The Pirates 30 Games In

It is always nice to look at the season in about 30 game chunks. While we are not technically through 20% of the season, we are 1/5 of the way to the 150-game mark. When you get to the 150th game of season, let’s face it, the remaining 12 games are either meaningless, which is most likely in the Pirate’s case, or they are the 12 most important games of the season. At this point in the season the Pirates stand at 13 wins and 17 losses, just coming off a series win over the mighty Dodgers. It is pretty amazing that they are this good, considering the way they have been managed. Baseball teams are easy to analyze. You look at the way they hit, pitch, field, and how they are managed. So, lets begin.

Hitting: Despite all the data out there hitting boils down to three things. The ability to get on base, the ability to slug the ball, and to score runs. On base percentage (OBP), the ability to get on base, the Pirates rank 17th out of 30 teams. OPS+ is a statistic of hitting and slugging with many factors taken into consideration, like ballparks, and competition. It is expressed as a number with 100 being the league average. The Pirates number is 97, which is a little below league average, which ranks them 19th. The most important thing a team needs to do with all of that, is to score runs. The Pirates so far are averaging 3.77 runs per game, that is 23rd in the Majors. As you can see, the best thing the Pirates do is to get on base, but they have a hard time hitting for power, and converting all of this into runs. None of this is surprising but overall, the hitters have not done too bad, and they have had a recent resurgence of the long ball, which really helped carry them to a series win against the Dodgers.

Pitching: We have to give the pitchers a little slack here, because their stats are a little skewed, due to the fact, they game up 21 runs in one game, Pitching, like hitting comes down to three stats. Run prevention per game, ERA+, another comparison stat that takes ballparks into consideration with a league average being 100, and Fielding Independent Pitching, a stat that tells how well a pitching staff does at controlling what they can control, strikeouts, walks, and home runs. The Pirates have allowed 5.4 runs per game which is 29th in baseball. Their ERA+ is 86 which is 27th in the baseball. FIP for the Pirates is 4.19 that is 25th in baseball. The bottom line is the pitching does not look very good on paper, but they have done well at protecting leads. Considering nobody really knows what their role is on the staff, they have done ok. Without the one bad game the pitchers would be just about on par with the hitters, or even a little better.

Fielding: Fielding stats can be very hard to decipher.
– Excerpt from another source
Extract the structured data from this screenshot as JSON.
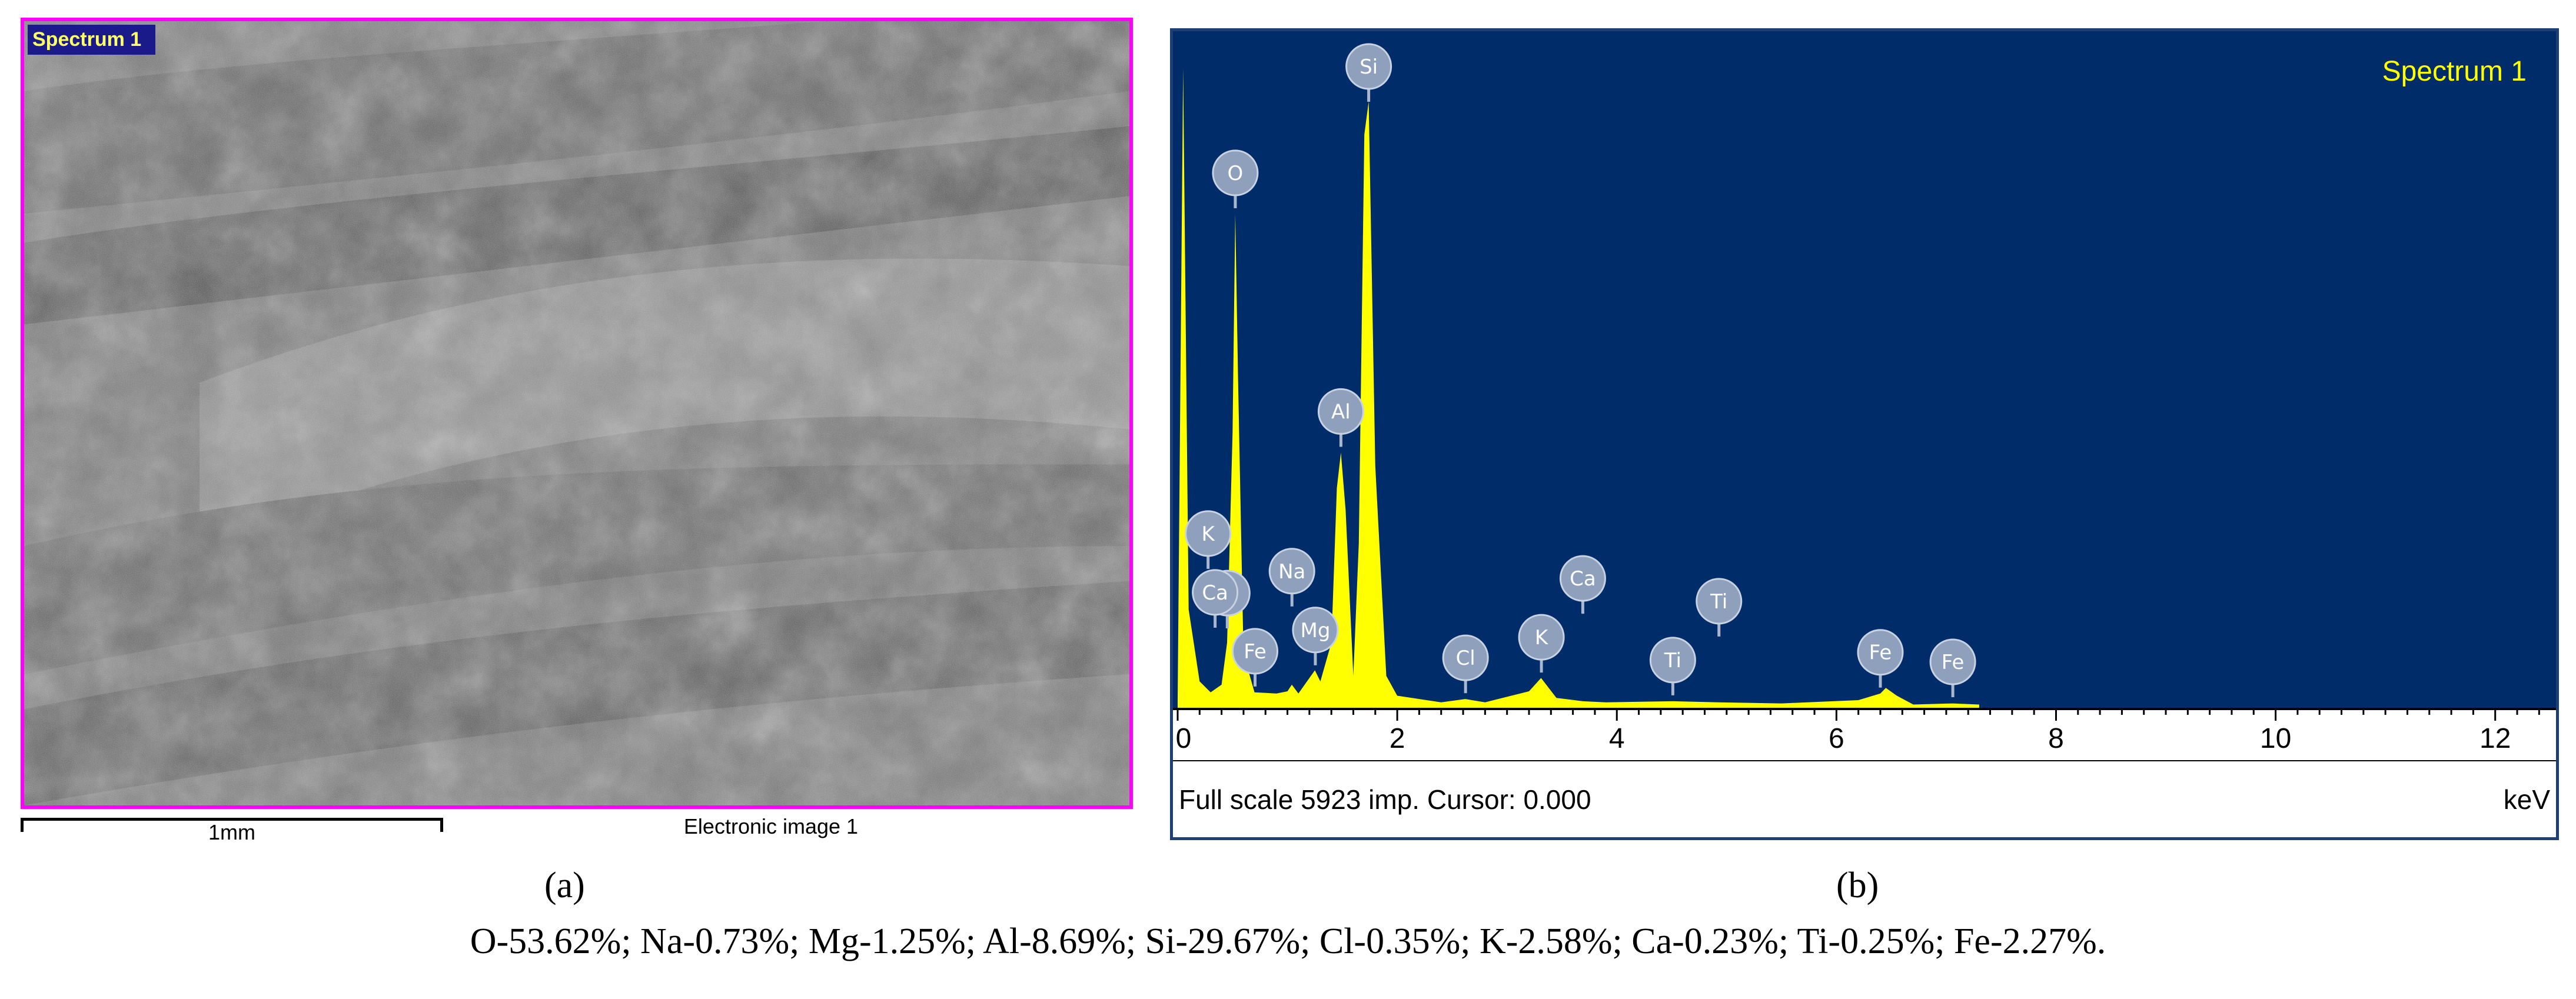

I go with one team stat that is on baseball reference, that is called Defensive Efficiency or shortened to DefEff. I think it is the best of all the defensive rating systems and takes into consideration the most factors that involves the defense. The Pirates have always been on the low end of scale, usually ranking in the lower 10, just about every year. This year is no exception where the Pirates rank 26th. Despite all the praise you hear from the booth about this team’s defense, in reality they really stink out in the field. Some of this has not been all their fault, because infielders have been playing the outfield for no apparent reason, other than to make them look bad. That is not to say there have not been bright spots and the potential to get better is certainly there.

Management: I am not just writing about the Manager of the Pirates Derek (Only the Shadow Knows) Shelton but the entire management team. There used to be an old radio show that was a mystery, called The Shadow. In the show as the mystery would begin to unfold, the narrator would always say who knows, only the Shadow knows. This is how I feel about the Pirates starting line ups and the thought processing that go into them. Who knows why they had Vogelbach leading off? Who knows why they played Cole Tucker so much in right field? Who knows why they tried other infielders in the outfield? Who knows why they only let starting pitchers go 4 to 5 innings? Who knows why there is a revolving door about who pitches in the 9th inning, when it is clear who should? I can tell you, only the Shelton knows. I do know this. This management team does not want to win this year, even if it was possible. The players right now are making tanking a little tough, because they are performing above expectations, doing much better in tight ball games. New blood hopefully will be coming up soon, which should make this team better. About this time last year, the team took a big swoon that pretty much lasted into September. We will see if that happens again. Management is certainly praying for it. We will revisit the Pirates after game 60 and get into more individual performances. I was kind to the individual players this time, because they may not be around after game 60.